— К — какие?
— Замечательные. Встать!
И толстяк подчинился.
Он был по натуре человеком мягким, не привычным к крику, а оттого робел, что перед паном Зусеком, каковой виделся ему личностью грозной, авторитарной, что перед супругой, но пуще всего — пред тещею своей, Аглаей Венедиктовной.
— Идите туда, — пан Зусек указал на сцену.
— А может…
— Иди, — субъект выбрался в проход, не отказав себе в удовольствии потоптаться по Гаврииловым ботинкам, к которым он и сам успел проникнуться тихой, но лютой ненавистью.
— И ты, Гавриил, — милостиво велел пан Зусек. — Взойди к вершинам осознания…
— Куда?
— Туда!
Антрепренер, очнувшись от дремы, заиграл превеселенький марш, на который зал отозвался жиденькими овациями.

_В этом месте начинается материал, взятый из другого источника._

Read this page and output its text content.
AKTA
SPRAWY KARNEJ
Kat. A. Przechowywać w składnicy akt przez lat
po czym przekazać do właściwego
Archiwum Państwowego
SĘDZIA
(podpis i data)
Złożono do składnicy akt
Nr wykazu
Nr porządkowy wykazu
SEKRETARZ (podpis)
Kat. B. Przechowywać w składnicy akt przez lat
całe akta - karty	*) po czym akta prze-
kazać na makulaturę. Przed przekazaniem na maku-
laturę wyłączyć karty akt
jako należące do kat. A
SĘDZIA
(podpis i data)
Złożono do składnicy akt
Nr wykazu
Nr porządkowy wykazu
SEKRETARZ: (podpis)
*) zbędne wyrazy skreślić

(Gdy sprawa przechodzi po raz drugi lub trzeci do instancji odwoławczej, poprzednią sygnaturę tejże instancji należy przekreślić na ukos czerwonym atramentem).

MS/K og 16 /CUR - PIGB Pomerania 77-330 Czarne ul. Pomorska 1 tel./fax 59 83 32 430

Кому аплодировали — антрепренеру, Гавриилу со товарищами, пану Зусеку ли, ныне как никогда еще походившему на Цезаря. Правда, навряд ли Цезарь носил лакированные ботинки вкупе с белыми носками, но кого и когда волновали подобные мелочи?
Пан Зусек на овации отвечал благосклонными кивками, от которых лавровый венец, исполненный из самого настоящего лавра, а после покрытый золотой краской — и дешево, и правдоподобно — съезжал к левому уху. И к тому моменту, когда пан Зусек вновь взошел на сцену, Цезарь в его исполнении приобрел вид лихой, слегка разбойничий.
— Вы все, пришедшие сюда, дабы изменить свою жизнь… к вам обращаюсь, братья! — пан Зусек венок поправил, дав себе зарок, что на следующее выступление — а пока проводились они ежедневно, принося неплохой доход — воспользуется жениными шпильками. — Слушайте же! Внемлите! Отриньте оковы ложного стыда и страха! Поднимитесь с колен! Вы… каждый из вас в этой жизни сталкивался с женщиной! С первых мгновений жизни они порабощают нас, лишая воли и разума…
— А то, — произнес субъект в стороночку, — вот как сейчас помню. Родился, я значит… открываю глаза и вижу…
Он сделал театральную паузу.
— Кого? — не выдержал господин, который на сцене, в окружении колонн и рисованных развалин чувствовал себя крайне неудобственно.
— Женщину… мамку мою, значится… лежит вся такая… смотрит… думает, как волю поработить.
— И как?
— Сиськой, — субъект ткнул пальцем в картонную колонну, которая этакого обращения не выдержала и хрустнула, к счастью, ни хруста, ни дыры аккуратненькой никто не заметили. Субъект же, тяжко вздохнув, продолжил:
— От с той поры и повелось. Куда не сунешься, там женщина…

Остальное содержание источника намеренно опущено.